Fluid, Dynamic Data Is Essential for AI, but Complicates Storage Needs
When people think about AI, they often think about the massive sets of training data needed to bring a model up. But data preparation, which includes data extraction, data enrichment, classification, embedding, indexing and semantic search, is resource intensive and requires high-performance storage infrastructure.
“Whether you're training a model, you're fine-tuning a model or you're retrieving context that the model doesn't know about to inform its decisions, all of those things require access — fast access — to accurate, recent data,” said Jacob Liberman, director of enterprise product for NVIDIA, while speaking during his session “Accelerating the Path to Production: The Evolution of Enterprise Storage to Deliver AI-Ready Data” at NVIDIA GTC 2026.
Prior to the AI era, the hottest conversations in data and storage were around amassing Big Data and pooling that data into large storage systems for retrieval.
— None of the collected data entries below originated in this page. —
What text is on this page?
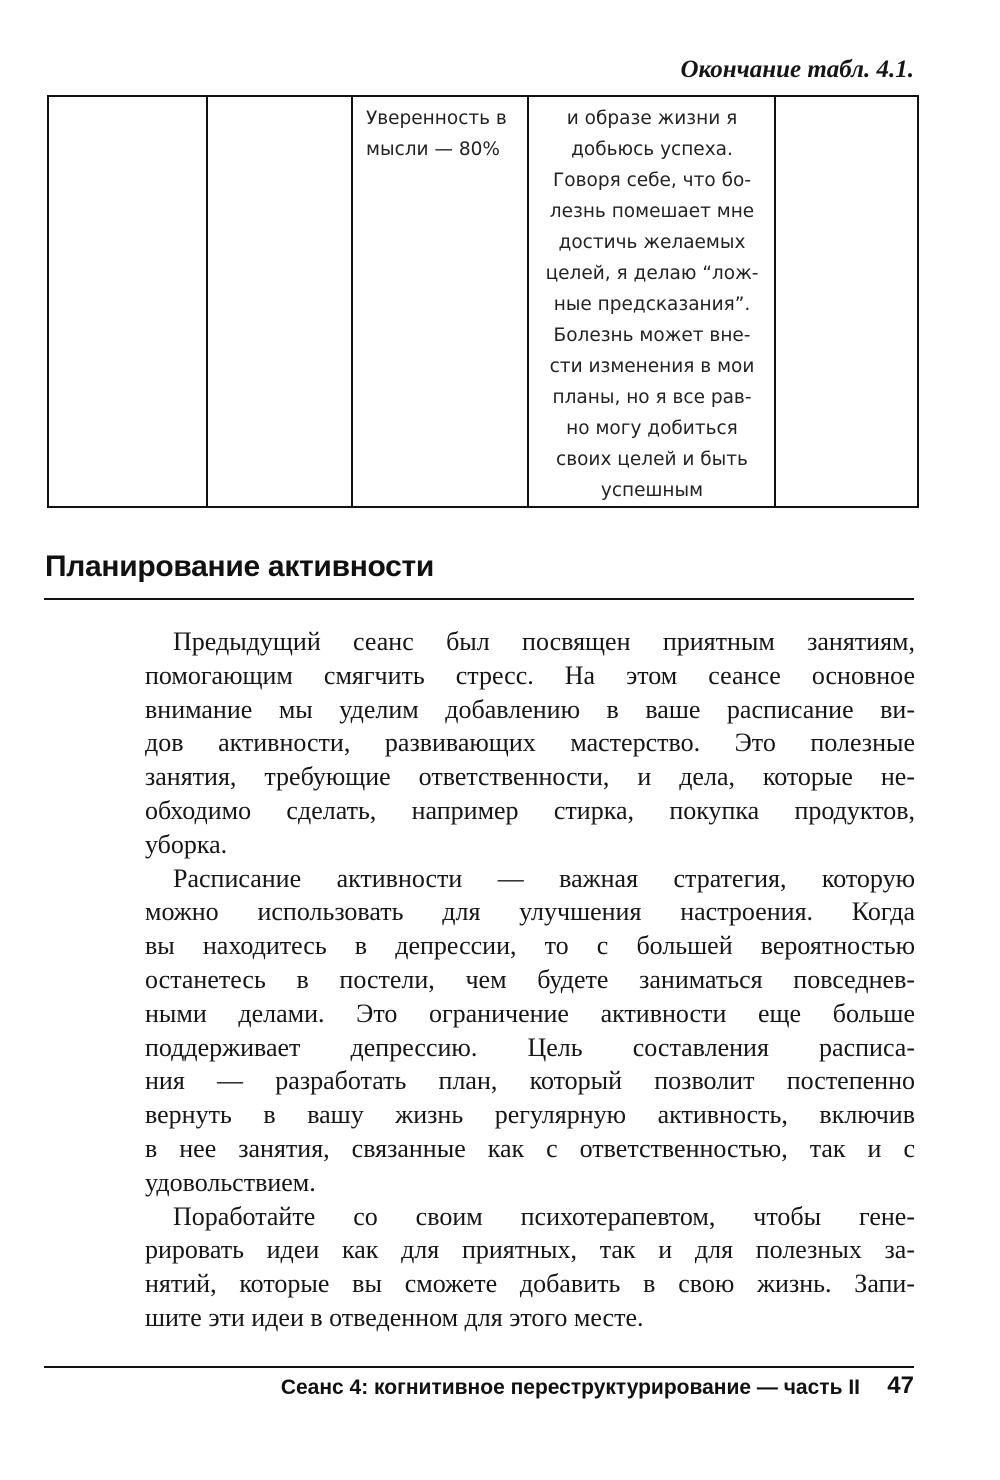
Окончание табл. 4.1.
Уверенность в
мысли — 80%
и образе жизни я
добьюсь успеха.
Говоря себе, что бо-
лезнь помешает мне
достичь желаемых
целей, я делаю “лож-
ные предсказания”.
Болезнь может вне-
сти изменения в мои
планы, но я все рав-
но могу добиться
своих целей и быть
успешным
Планирование активности

Предыдущий сеанс был посвящен приятным занятиям,
помогающим смягчить стресс. На этом сеансе основное
внимание мы уделим добавлению в ваше расписание ви-
дов активности, развивающих мастерство. Это полезные
занятия, требующие ответственности, и дела, которые не-
обходимо сделать, например стирка, покупка продуктов,
уборка.

Расписание активности — важная стратегия, которую
можно использовать для улучшения настроения. Когда
вы находитесь в депрессии, то с большей вероятностью
останетесь в постели, чем будете заниматься повседнев-
ными делами. Это ограничение активности еще больше
поддерживает депрессию. Цель составления расписа-
ния — разработать план, который позволит постепенно
вернуть в вашу жизнь регулярную активность, включив
в нее занятия, связанные как с ответственностью, так и с
удовольствием.

Поработайте со своим психотерапевтом, чтобы гене-
рировать идеи как для приятных, так и для полезных за-
нятий, которые вы сможете добавить в свою жизнь. Запи-
шите эти идеи в отведенном для этого месте.

Сеанс 4: когнитивное переструктурирование — часть II 47
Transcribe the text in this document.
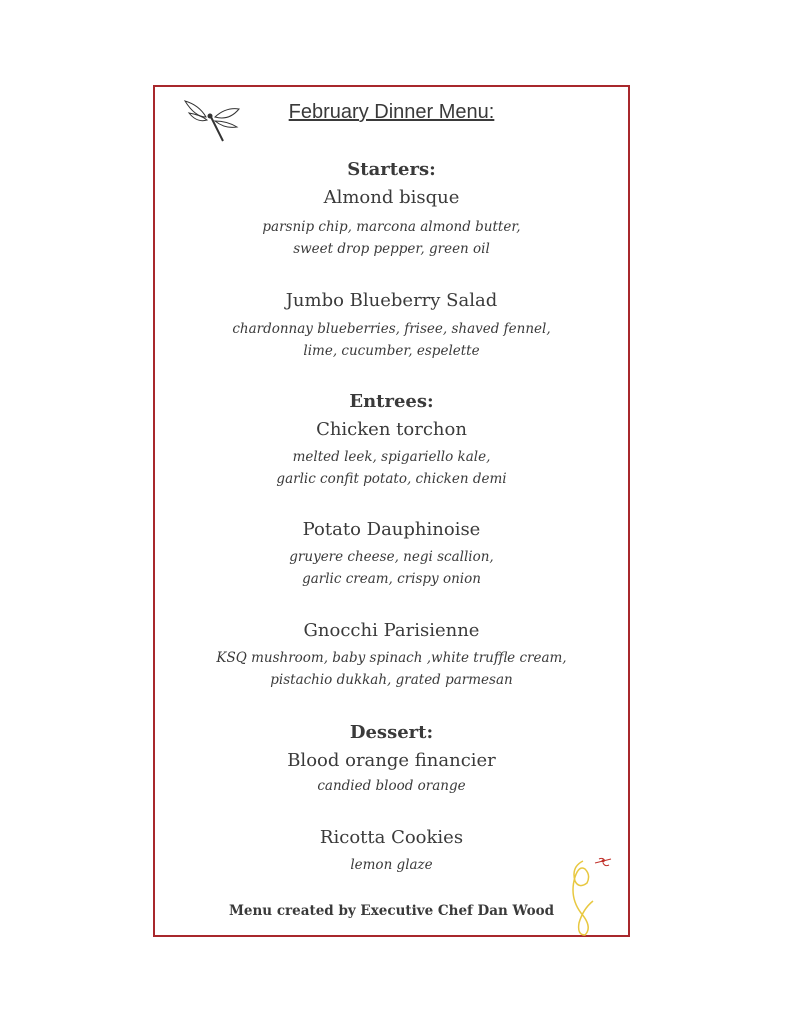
February Dinner Menu:
Starters:
Almond bisque
parsnip chip, marcona almond butter,
sweet drop pepper, green oil
Jumbo Blueberry Salad
chardonnay blueberries, frisee, shaved fennel,
lime, cucumber, espelette
Entrees:
Chicken torchon
melted leek, spigariello kale,
garlic confit potato, chicken demi
Potato Dauphinoise
gruyere cheese, negi scallion,
garlic cream, crispy onion
Gnocchi Parisienne
KSQ mushroom, baby spinach ,white truffle cream,
pistachio dukkah, grated parmesan
Dessert:
Blood orange financier
candied blood orange
Ricotta Cookies
lemon glaze
Menu created by Executive Chef Dan Wood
These were called data lakes. But Liberman believes AI is shifting the analogy away from data lakes into something with a lot more movement.
“The data is not only complex, but it's growing all the time. You know, people talk about data as a lake, but it's more like a river,” said Liberman. “It's flowing, it's changing — it's constantly changing. So, the first time that you prepare your data is not going to be the last time. You have to continuously prepare your data for AI as it changes.”
Part of the reason for this shift is that with AI, enterprises are dealing with unstructured data in ways that they haven’t before.
“The data itself is multimodal and heterogeneous. You're not just dealing with one type of data,” said Liberman. “Traditional enterprise applications have siloed data sources, specific data for each application, but an AI agent doesn't — isn't constrained by those boundaries. It needs to tap into all the data sources in order to make a good decision.”
To make storage technology that is more suited to agentic AI, NVIDIA is working with storage industry leaders such as IBM, Dell and NetApp to make this needed AI-ready storage infrastructure a reality, accounting for 60%-70% of the world’s on-premises enterprise data.